Undergrad's LSTM QA project: honest, deprecated, oddly refreshing
A Chinese question-answering system whose author tells you not to use it.

What it does
This repo implements a sentence-level answer retrieval system for Chinese text: given a question and multiple candidate sentences, a bidirectional LSTM identifies which sentence contains the answer. It uses jieba for segmentation and pre-trained 50-dimensional word embeddings from Chinese Wikipedia. The author reports MRR above 0.75 on a held-out dev set.
The interesting bit
The README opens with “该项目已停止维护!!!” and calls the code “基本全是瞎写的” — a level of self-awareness rare in academic GitHub repos. The author admits the model was chosen for convenience, the API usage was clumsy, and the hyperparameter tuning was “很粗糙.” This transparency is more useful than most polished-but-unreproducible NLP papers.
Key highlights
- BiLSTM architecture for sentence ranking in Chinese QA
- Uses jieba + 50-dim Wikipedia-trained word embeddings
- Evaluation via MRR, MAP, and ACC@1 (script credited to a teaching assistant)

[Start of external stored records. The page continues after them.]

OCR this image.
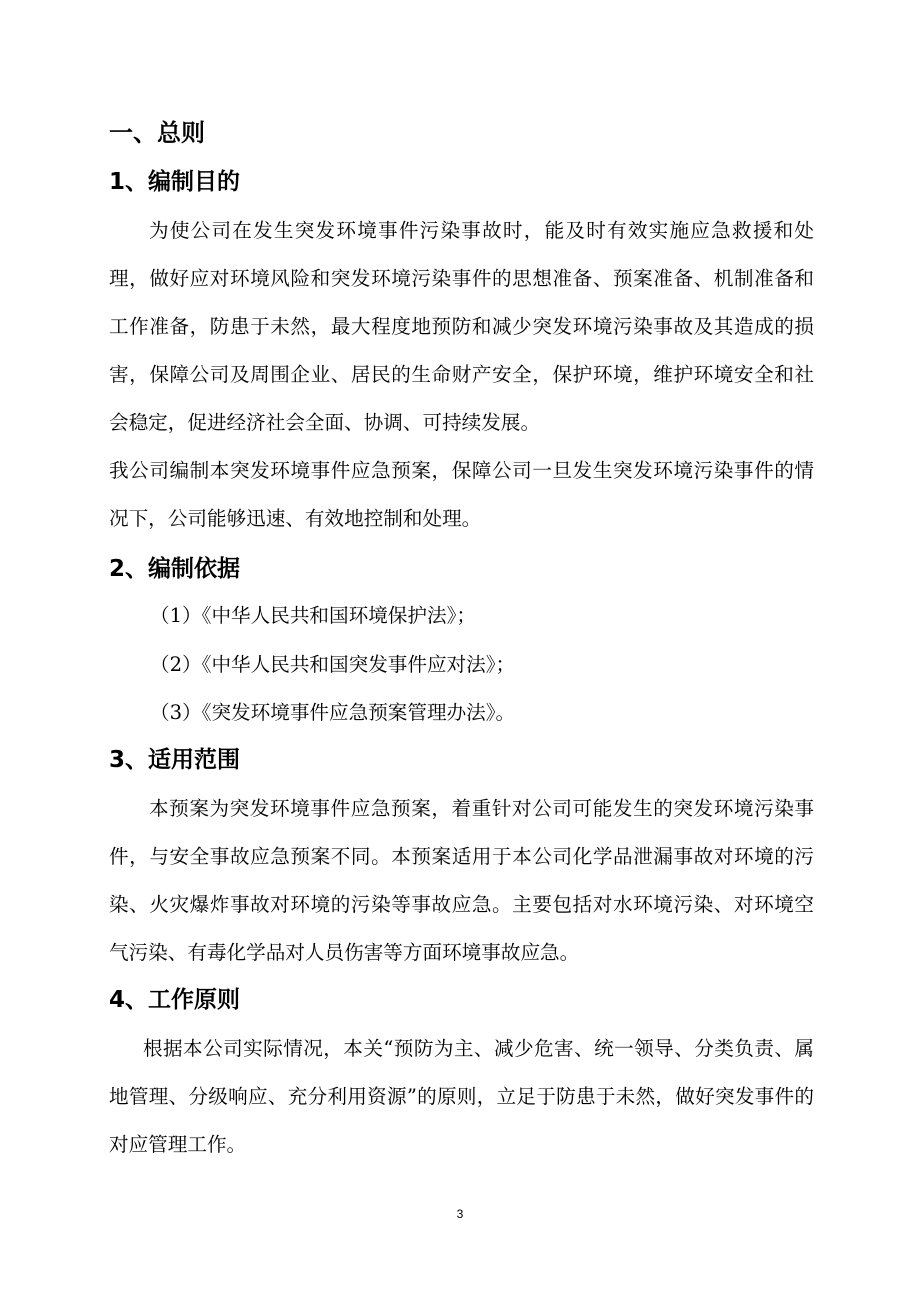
一、总则
1、编制目的

为使公司在发生突发环境事件污染事故时，能及时有效实施应急救援和处理，做好应对环境风险和突发环境污染事件的思想准备、预案准备、机制准备和工作准备，防患于未然，最大程度地预防和减少突发环境污染事故及其造成的损害，保障公司及周围企业、居民的生命财产安全，保护环境，维护环境安全和社会稳定，促进经济社会全面、协调、可持续发展。

我公司编制本突发环境事件应急预案，保障公司一旦发生突发环境污染事件的情况下，公司能够迅速、有效地控制和处理。

2、编制依据
（1）《中华人民共和国环境保护法》；
（2）《中华人民共和国突发事件应对法》；
（3）《突发环境事件应急预案管理办法》。
3、适用范围

本预案为突发环境事件应急预案，着重针对公司可能发生的突发环境污染事件，与安全事故应急预案不同。本预案适用于本公司化学品泄漏事故对环境的污染、火灾爆炸事故对环境的污染等事故应急。主要包括对水环境污染、对环境空气污染、有毒化学品对人员伤害等方面环境事故应急。

4、工作原则

根据本公司实际情况，本关“预防为主、减少危害、统一领导、分类负责、属地管理、分级响应、充分利用资源”的原则，立足于防患于未然，做好突发事件的对应管理工作。

3
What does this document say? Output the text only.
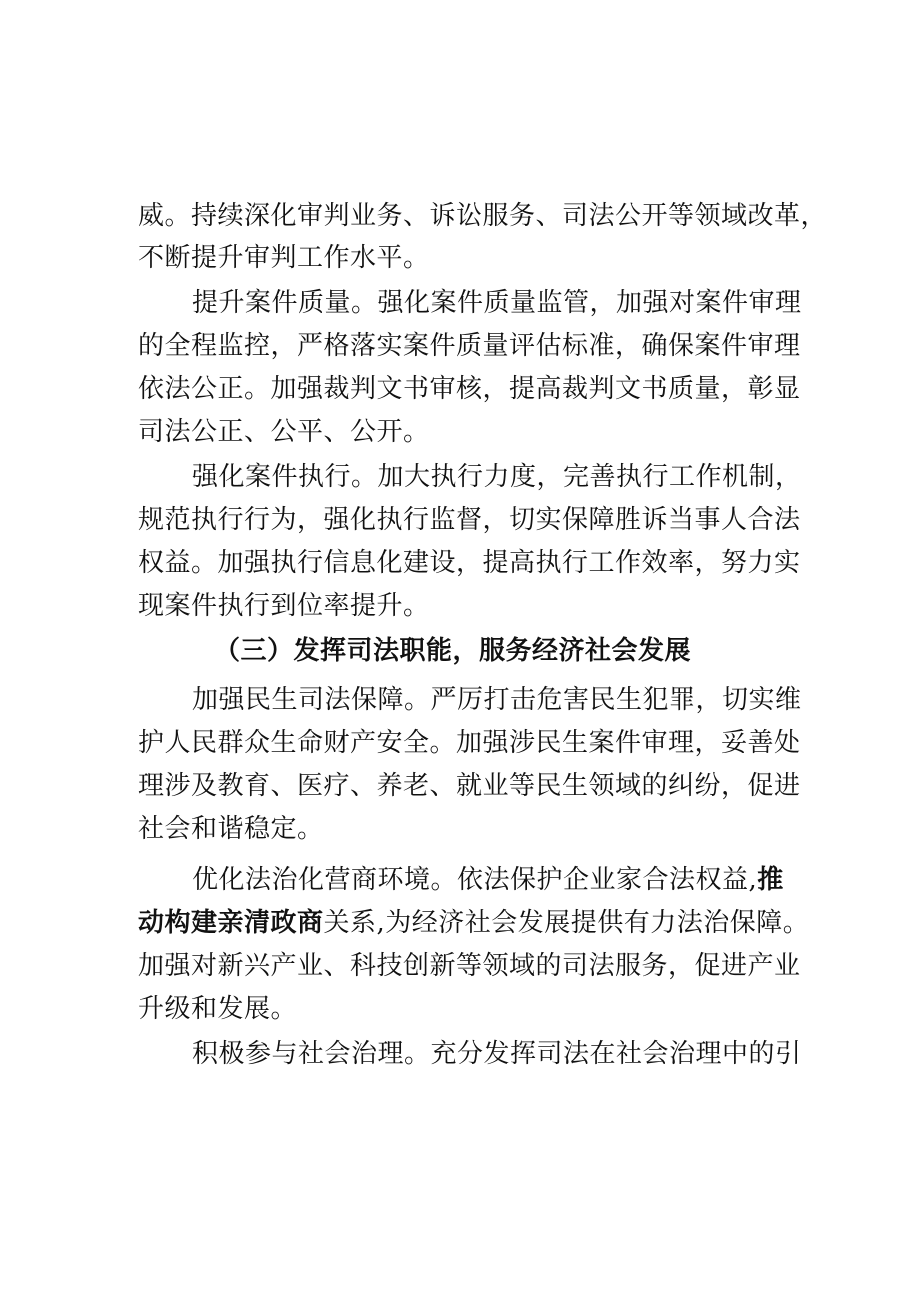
威。持续深化审判业务、诉讼服务、司法公开等领域改革，
不断提升审判工作水平。
提升案件质量。强化案件质量监管，加强对案件审理
的全程监控，严格落实案件质量评估标准，确保案件审理
依法公正。加强裁判文书审核，提高裁判文书质量，彰显
司法公正、公平、公开。
强化案件执行。加大执行力度，完善执行工作机制，
规范执行行为，强化执行监督，切实保障胜诉当事人合法
权益。加强执行信息化建设，提高执行工作效率，努力实
现案件执行到位率提升。
（三）发挥司法职能，服务经济社会发展
加强民生司法保障。严厉打击危害民生犯罪，切实维
护人民群众生命财产安全。加强涉民生案件审理，妥善处
理涉及教育、医疗、养老、就业等民生领域的纠纷，促进
社会和谐稳定。
优化法治化营商环境。依法保护企业家合法权益,推
动构建亲清政商关系,为经济社会发展提供有力法治保障。
加强对新兴产业、科技创新等领域的司法服务，促进产业
升级和发展。
积极参与社会治理。充分发挥司法在社会治理中的引
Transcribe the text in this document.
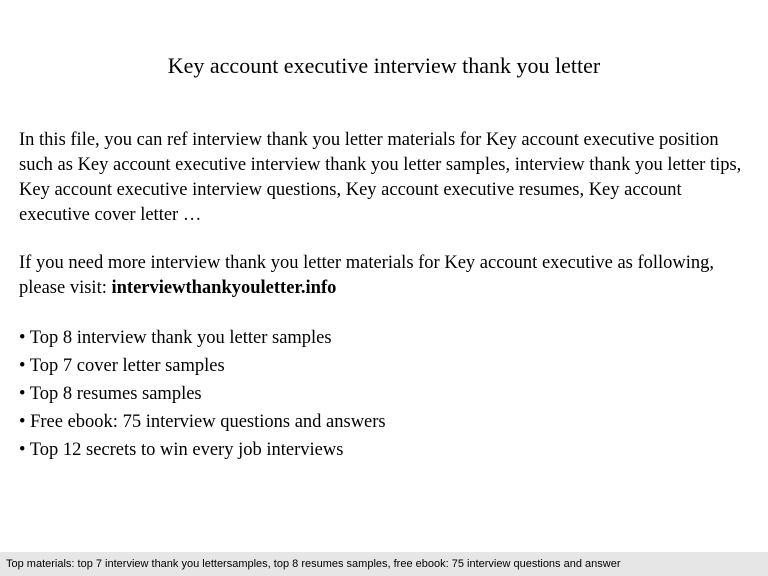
Key account executive interview thank you letter

In this file, you can ref interview thank you letter materials for Key account executive position such as Key account executive interview thank you letter samples, interview thank you letter tips, Key account executive interview questions, Key account executive resumes, Key account executive cover letter …

If you need more interview thank you letter materials for Key account executive as following, please visit: interviewthankyouletter.info

• Top 8 interview thank you letter samples
• Top 7 cover letter samples
• Top 8 resumes samples
• Free ebook: 75 interview questions and answers
• Top 12 secrets to win every job interviews
Top materials: top 7 interview thank you lettersamples, top 8 resumes samples, free ebook: 75 interview questions and answer
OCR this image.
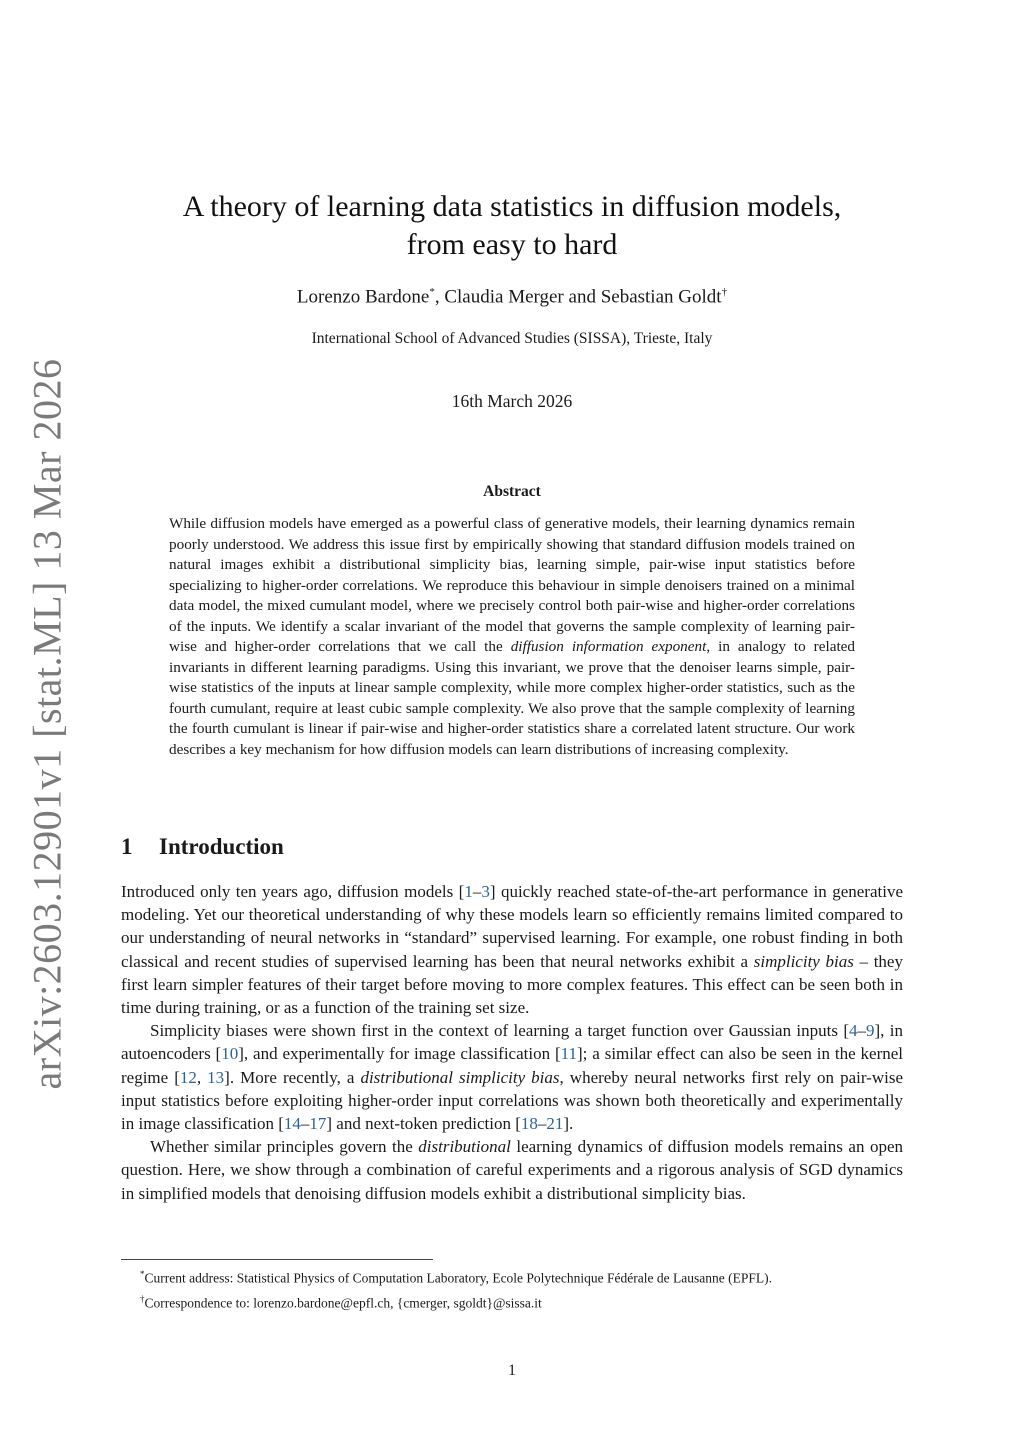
arXiv:2603.12901v1 [stat.ML] 13 Mar 2026
A theory of learning data statistics in diffusion models,
from easy to hard
Lorenzo Bardone*, Claudia Merger and Sebastian Goldt†
International School of Advanced Studies (SISSA), Trieste, Italy
16th March 2026
Abstract

While diffusion models have emerged as a powerful class of generative models, their learning dynamics remain poorly understood. We address this issue first by empirically showing that standard diffusion models trained on natural images exhibit a distributional simplicity bias, learning simple, pair-wise input statistics before specializing to higher-order correlations. We reproduce this behaviour in simple denoisers trained on a minimal data model, the mixed cumulant model, where we precisely control both pair-wise and higher-order correlations of the inputs. We identify a scalar invariant of the model that governs the sample complexity of learning pair-wise and higher-order correlations that we call the diffusion information exponent, in analogy to related invariants in different learning paradigms. Using this invariant, we prove that the denoiser learns simple, pair-wise statistics of the inputs at linear sample complexity, while more complex higher-order statistics, such as the fourth cumulant, require at least cubic sample complexity. We also prove that the sample complexity of learning the fourth cumulant is linear if pair-wise and higher-order statistics share a correlated latent structure. Our work describes a key mechanism for how diffusion models can learn distributions of increasing complexity.

1 Introduction

Introduced only ten years ago, diffusion models [1–3] quickly reached state-of-the-art performance in generative modeling. Yet our theoretical understanding of why these models learn so efficiently remains limited compared to our understanding of neural networks in “standard” supervised learning. For example, one robust finding in both classical and recent studies of supervised learning has been that neural networks exhibit a simplicity bias – they first learn simpler features of their target before moving to more complex features. This effect can be seen both in time during training, or as a function of the training set size.

Simplicity biases were shown first in the context of learning a target function over Gaussian inputs [4–9], in autoencoders [10], and experimentally for image classification [11]; a similar effect can also be seen in the kernel regime [12, 13]. More recently, a distributional simplicity bias, whereby neural networks first rely on pair-wise input statistics before exploiting higher-order input correlations was shown both theoretically and experimentally in image classification [14–17] and next-token prediction [18–21].

Whether similar principles govern the distributional learning dynamics of diffusion models remains an open question. Here, we show through a combination of careful experiments and a rigorous analysis of SGD dynamics in simplified models that denoising diffusion models exhibit a distributional simplicity bias.

*Current address: Statistical Physics of Computation Laboratory, Ecole Polytechnique Fédérale de Lausanne (EPFL).
†Correspondence to: lorenzo.bardone@epfl.ch, {cmerger, sgoldt}@sissa.it
1
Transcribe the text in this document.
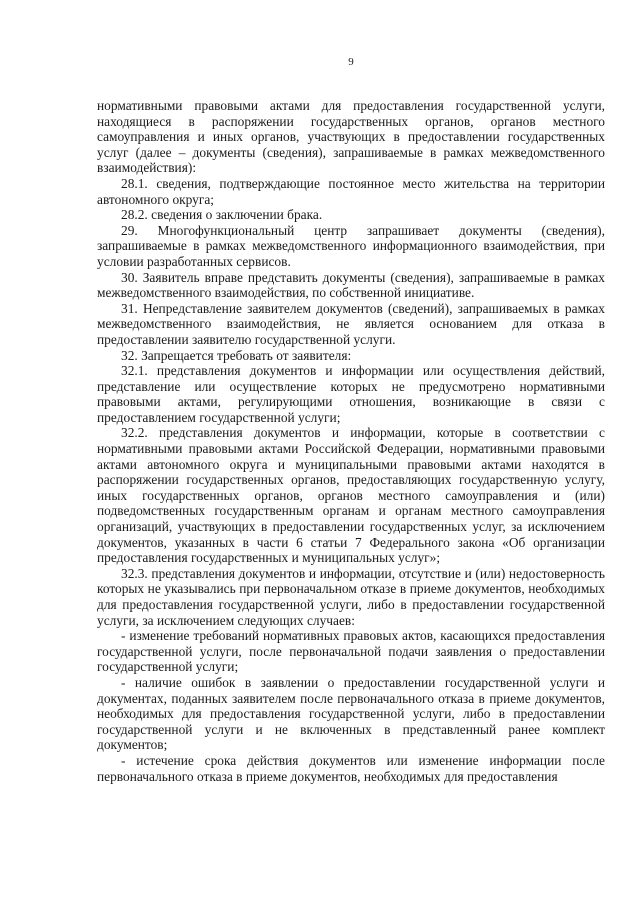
9

нормативными правовыми актами для предоставления государственной услуги, находящиеся в распоряжении государственных органов, органов местного самоуправления и иных органов, участвующих в предоставлении государственных услуг (далее – документы (сведения), запрашиваемые в рамках межведомственного взаимодействия):

28.1. сведения, подтверждающие постоянное место жительства на территории автономного округа;

28.2. сведения о заключении брака.

29. Многофункциональный центр запрашивает документы (сведения), запрашиваемые в рамках межведомственного информационного взаимодействия, при условии разработанных сервисов.

30. Заявитель вправе представить документы (сведения), запрашиваемые в рамках межведомственного взаимодействия, по собственной инициативе.

31. Непредставление заявителем документов (сведений), запрашиваемых в рамках межведомственного взаимодействия, не является основанием для отказа в предоставлении заявителю государственной услуги.

32. Запрещается требовать от заявителя:

32.1. представления документов и информации или осуществления действий, представление или осуществление которых не предусмотрено нормативными правовыми актами, регулирующими отношения, возникающие в связи с предоставлением государственной услуги;

32.2. представления документов и информации, которые в соответствии с нормативными правовыми актами Российской Федерации, нормативными правовыми актами автономного округа и муниципальными правовыми актами находятся в распоряжении государственных органов, предоставляющих государственную услугу, иных государственных органов, органов местного самоуправления и (или) подведомственных государственным органам и органам местного самоуправления организаций, участвующих в предоставлении государственных услуг, за исключением документов, указанных в части 6 статьи 7 Федерального закона «Об организации предоставления государственных и муниципальных услуг»;

32.3. представления документов и информации, отсутствие и (или) недостоверность которых не указывались при первоначальном отказе в приеме документов, необходимых для предоставления государственной услуги, либо в предоставлении государственной услуги, за исключением следующих случаев:

- изменение требований нормативных правовых актов, касающихся предоставления государственной услуги, после первоначальной подачи заявления о предоставлении государственной услуги;

- наличие ошибок в заявлении о предоставлении государственной услуги и документах, поданных заявителем после первоначального отказа в приеме документов, необходимых для предоставления государственной услуги, либо в предоставлении государственной услуги и не включенных в представленный ранее комплект документов;

- истечение срока действия документов или изменение информации после первоначального отказа в приеме документов, необходимых для предоставления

- TensorFlow 1.2.1, Python 3.5.2 — firmly archaeological stack
- Training: ~8GB RAM, 2GB VRAM, 12 hours on a GTX 850M
- Results vary ±0.03 MRR across runs with identical parameters; cause unknown
Caveats
- Explicitly abandoned by the author with no maintenance planned
- Dataset cannot be shared due to licensing; you’ll need your own training.data and develop.data
- “代码层面还是学术层面都没有太大参考价值” — the author’s own assessment
- Hardware requirements and TF 1.x dependencies make reproduction a deliberate exercise in retrocomputing
Verdict
Worth a skim if you’re studying how not to structure a deep learning project, or if you need a baseline biLSTM implementation you can freely criticize. Anyone seeking a production Chinese QA system should look elsewhere — the author would agree.